Declaring he would meet perceived US nuclear threats with nukes of his own, he supervised the launch on Friday of a vast black-and-white missile, which KCNA said was the Hwasong-17, dubbed the ‘monster missile’ by analysts.
The launch of the “new-type ICBM” was successful, KCNA said, adding that the “test-fire clearly proved the reliability of the new major strategic weapon system”.
KCNA said Kim attended the launch “together with his beloved daughter and wife”, and state media images showed a beaming Kim accompanied by a young girl in a puffer jacket and red shoes as he walked in front of the missile.
It is extremely rare for state media to mention Kim’s children, and this was the first official confirmation that he had a daughter, experts said.
The latest launch shows that “the nuclear forces of the DPRK have secured another reliable and maximum capacity to contain any nuclear threat,” KCNA said, using the country’s official name, the Democratic People’s Republic of Korea.
Since Kim declared North Korea an “irreversible” nuclear state in September, Washington has ramped up regional security cooperation, including its largest-ever joint air exercises with the South.
Kim slammed what he called “hysteric aggression war drills” and said that if America continued to make threats against the North, Pyongyang would “resolutely react to nukes with nuclear weapons and to total confrontation with all-out confrontation,” KCNA reported.
North Korea has conducted a record-breaking blitz of launches in recent weeks, which Pyongyang — and Moscow — have repeatedly blamed on US moves to boost the protection it offers allies Seoul and Tokyo.
The presence of the country’s first family provided “greater strength and courage in the dynamic advance for bolstering up the state nuclear strategic forces”, KCNA reported.
KCNA said the missile hit a maximum altitude of 6,040.9 kilometres (3,750 miles) and flew 999.2 kilometres, matching estimates by Seoul and Tokyo on Friday.
North Korea previously claimed to have launched a Hwasong-17 — its most powerful missile to date — on March 24, releasing a slick promotional video and photos of the event.
But Seoul later cast doubt on that claim, with local reports suggesting the Hwasong-17 had exploded over the skies of Pyongyang on March 17, and that the North had faked a successful launch using a smaller, older missile.
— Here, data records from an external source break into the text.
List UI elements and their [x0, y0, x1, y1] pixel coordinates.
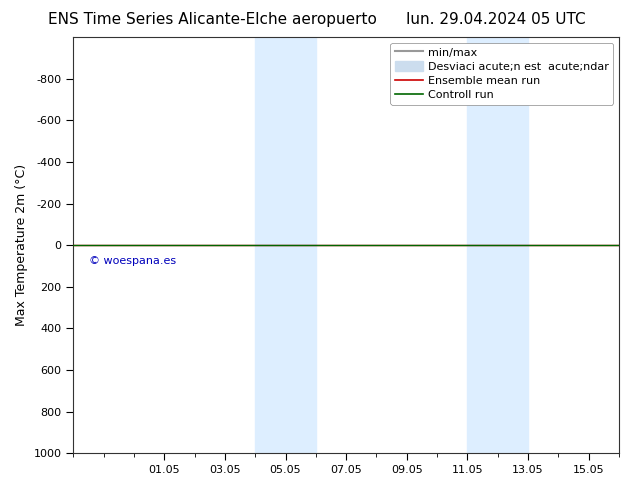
Bar [467, 37, 528, 453]
Text: © woespana.es: © woespana.es [89, 255, 176, 266]
Text: ENS Time Series Alicante-Elche aeropuerto      lun. 29.04.2024 05 UTC: ENS Time Series Alicante-Elche aeropuert… [48, 12, 586, 27]
Legend: min/max, Desviaci acute;n est  acute;ndar, Ensemble mean run, Controll run: min/max, Desviaci acute;n est acute;ndar… [391, 43, 614, 104]
Bar [256, 37, 316, 453]
Y-axis label: Max Temperature 2m (°C): Max Temperature 2m (°C) [15, 164, 28, 326]
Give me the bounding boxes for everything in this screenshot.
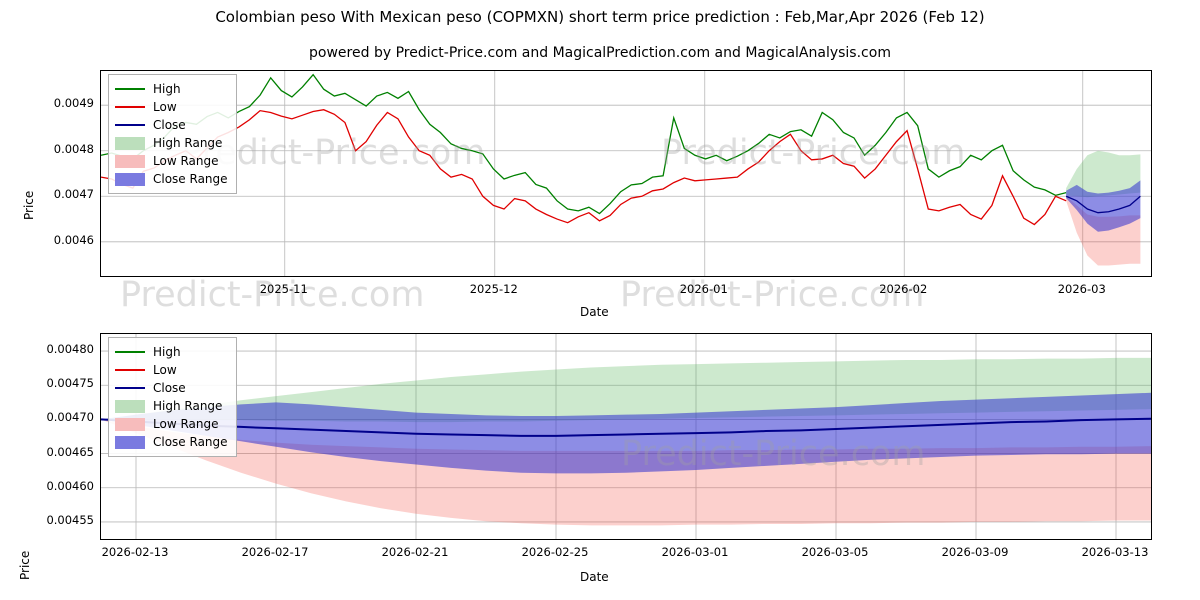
legend-label: Low Range [153, 417, 219, 431]
legend-label: Close [153, 118, 186, 132]
bottom-legend: High Low Close High Range Low Range Close Ran… [108, 337, 237, 457]
x-tick-label: 2026-01 [679, 282, 728, 296]
x-tick-label: 2026-03-09 [941, 545, 1009, 559]
x-tick-label: 2026-03-05 [801, 545, 869, 559]
legend-swatch-low-range [115, 417, 145, 431]
x-tick-label: 2026-02-21 [381, 545, 449, 559]
legend-label: High [153, 82, 181, 96]
y-tick-label: 0.00475 [46, 376, 94, 391]
bottom-plot-svg [101, 334, 1151, 539]
x-tick-label: 2026-03-13 [1081, 545, 1149, 559]
legend-swatch-low [115, 101, 145, 113]
legend-label: Low Range [153, 154, 219, 168]
y-tick-label: 0.00480 [46, 342, 94, 357]
bottom-x-axis-label: Date [580, 570, 609, 584]
legend-item-low: Low [115, 98, 228, 116]
legend-label: Low [153, 363, 177, 377]
legend-label: Close Range [153, 172, 228, 186]
y-tick-label: 0.00455 [46, 512, 94, 527]
y-tick-label: 0.0046 [53, 232, 94, 247]
page-title: Colombian peso With Mexican peso (COPMXN… [215, 8, 985, 26]
page-subtitle: powered by Predict-Price.com and Magical… [309, 45, 891, 61]
legend-item-close-range: Close Range [115, 170, 228, 188]
legend-swatch-high-range [115, 136, 145, 150]
x-tick-label: 2026-02 [879, 282, 928, 296]
x-tick-label: 2026-03-01 [661, 545, 729, 559]
legend-item-close: Close [115, 379, 228, 397]
legend-swatch-low-range [115, 154, 145, 168]
legend-item-low-range: Low Range [115, 152, 228, 170]
legend-swatch-high [115, 346, 145, 358]
y-tick-label: 0.0049 [53, 96, 94, 111]
legend-swatch-high-range [115, 399, 145, 413]
legend-label: Low [153, 100, 177, 114]
legend-label: Close [153, 381, 186, 395]
x-tick-label: 2026-03 [1057, 282, 1106, 296]
y-tick-label: 0.00465 [46, 444, 94, 459]
top-chart-panel: Price Predict-Price.com Predict-Price.co… [0, 60, 1200, 319]
top-plot-svg [101, 71, 1151, 276]
y-tick-label: 0.0048 [53, 141, 94, 156]
y-tick-label: 0.00460 [46, 478, 94, 493]
legend-item-high: High [115, 80, 228, 98]
legend-item-high-range: High Range [115, 397, 228, 415]
bottom-chart-panel: Price Predict-Price.com Date 0.00455 0.00… [0, 325, 1200, 600]
top-x-axis-label: Date [580, 305, 609, 319]
legend-swatch-close-range [115, 435, 145, 449]
legend-item-close: Close [115, 116, 228, 134]
legend-item-high: High [115, 343, 228, 361]
x-tick-label: 2026-02-17 [241, 545, 309, 559]
legend-swatch-high [115, 83, 145, 95]
top-y-axis-label: Price [22, 190, 36, 220]
legend-label: High Range [153, 136, 223, 150]
x-tick-label: 2025-12 [469, 282, 518, 296]
x-tick-label: 2026-02-13 [101, 545, 169, 559]
top-plot-area: Predict-Price.com Predict-Price.com [100, 70, 1152, 277]
x-tick-label: 2026-02-25 [521, 545, 589, 559]
legend-swatch-low [115, 364, 145, 376]
bottom-plot-area: Predict-Price.com [100, 333, 1152, 540]
y-tick-label: 0.0047 [53, 187, 94, 202]
legend-item-high-range: High Range [115, 134, 228, 152]
top-legend: High Low Close High Range Low Range Close Ran… [108, 74, 237, 194]
legend-item-low-range: Low Range [115, 415, 228, 433]
legend-swatch-close [115, 119, 145, 131]
legend-item-close-range: Close Range [115, 433, 228, 451]
bottom-y-axis-label: Price [18, 550, 32, 580]
legend-label: Close Range [153, 435, 228, 449]
legend-label: High [153, 345, 181, 359]
legend-item-low: Low [115, 361, 228, 379]
y-tick-label: 0.00470 [46, 410, 94, 425]
x-tick-label: 2025-11 [259, 282, 308, 296]
legend-swatch-close [115, 382, 145, 394]
legend-label: High Range [153, 399, 223, 413]
legend-swatch-close-range [115, 172, 145, 186]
This time, analysts said it seemed the North had succeeded.
“This launch is significant because it is thought to be the first successful full flight test of the Hwasong-17 ICBM,” Joseph Dempsey, a researcher at the International Institute for Strategic Studies (IISS) told AFP.
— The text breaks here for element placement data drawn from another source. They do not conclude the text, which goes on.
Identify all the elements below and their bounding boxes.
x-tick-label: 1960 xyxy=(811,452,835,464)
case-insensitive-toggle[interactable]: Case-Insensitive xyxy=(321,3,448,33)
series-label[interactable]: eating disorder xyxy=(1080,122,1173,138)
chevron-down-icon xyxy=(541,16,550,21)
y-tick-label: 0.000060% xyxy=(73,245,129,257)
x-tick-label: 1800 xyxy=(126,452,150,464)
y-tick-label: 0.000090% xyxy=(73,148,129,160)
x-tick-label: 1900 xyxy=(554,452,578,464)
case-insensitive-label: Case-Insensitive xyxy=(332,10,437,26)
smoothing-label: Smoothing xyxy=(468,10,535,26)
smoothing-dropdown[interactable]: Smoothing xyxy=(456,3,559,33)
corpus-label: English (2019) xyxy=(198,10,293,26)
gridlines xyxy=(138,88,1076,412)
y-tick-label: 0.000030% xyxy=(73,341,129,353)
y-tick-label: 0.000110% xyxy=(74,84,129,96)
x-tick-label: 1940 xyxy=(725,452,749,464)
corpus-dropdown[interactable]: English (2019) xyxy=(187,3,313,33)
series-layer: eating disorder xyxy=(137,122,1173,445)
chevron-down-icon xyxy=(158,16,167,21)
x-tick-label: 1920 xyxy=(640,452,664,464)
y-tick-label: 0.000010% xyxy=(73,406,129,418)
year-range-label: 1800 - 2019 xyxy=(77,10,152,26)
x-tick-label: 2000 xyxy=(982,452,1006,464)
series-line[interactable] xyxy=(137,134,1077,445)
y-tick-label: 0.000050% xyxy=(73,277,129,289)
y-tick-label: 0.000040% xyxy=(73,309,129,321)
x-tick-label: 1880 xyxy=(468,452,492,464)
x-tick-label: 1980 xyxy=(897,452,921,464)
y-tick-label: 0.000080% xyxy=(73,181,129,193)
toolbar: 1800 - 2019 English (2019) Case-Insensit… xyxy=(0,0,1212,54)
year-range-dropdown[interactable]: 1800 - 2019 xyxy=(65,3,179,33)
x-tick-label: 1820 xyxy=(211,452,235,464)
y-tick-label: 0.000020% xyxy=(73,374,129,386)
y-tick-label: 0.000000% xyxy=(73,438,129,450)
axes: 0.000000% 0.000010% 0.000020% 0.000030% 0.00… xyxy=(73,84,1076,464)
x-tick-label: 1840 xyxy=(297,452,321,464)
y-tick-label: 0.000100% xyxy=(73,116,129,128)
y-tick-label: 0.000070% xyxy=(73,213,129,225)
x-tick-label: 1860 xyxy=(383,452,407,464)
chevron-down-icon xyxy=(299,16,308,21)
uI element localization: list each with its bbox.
As with all North Korean ICBM tests, the missile was fired on a “lofted” trajectory — up not out, to avoid flying over Japan — which means key questions remain — “particularly in terms of surviving reentry into the atmosphere and testing the accuracy over greater ranges,” he said.
The “monster missile”, despite likely having greater payload capacity, also has disadvantages, Dempsey said.
“Its sheer size makes it less practical as a road-mobile system, and production would be likely a significantly greater strained on limited resources,” he said.
The UN Security Council on Saturday said it would discuss the nuclear-armed country in a Monday meeting.
North Korea has fired scores of ballistic missiles this year, far more than any other year on record.
Recent launches have been increasingly provocative, including the firing of a missile over Japan last month, triggering a rare air raid warning.
On November 2, Pyongyang fired 23 missiles, including one that crossed the de facto maritime border and landed near the South’s territorial waters for the first time since the end of hostilities in the Korean War in 1953. Seoul called it “effectively a territorial invasion”.
The next day, North Korea fired an ICBM — although Seoul said it appeared to fail mid-flight.
The most significant takeaway from Friday’s ICBM launch is “the permanence of the Kim regime’s weapons programme, because it is so integral to Kim’s own survival and the continuity of his family’s reign,” Soo Kim, a former CIA analyst now with the RAND Corporation, told AFP.
With the state media coverage, “we have seen with our own eyes the fourth generation of the Kim family. And his daughter — along with potential other siblings — will surely be groomed by her father”, she said.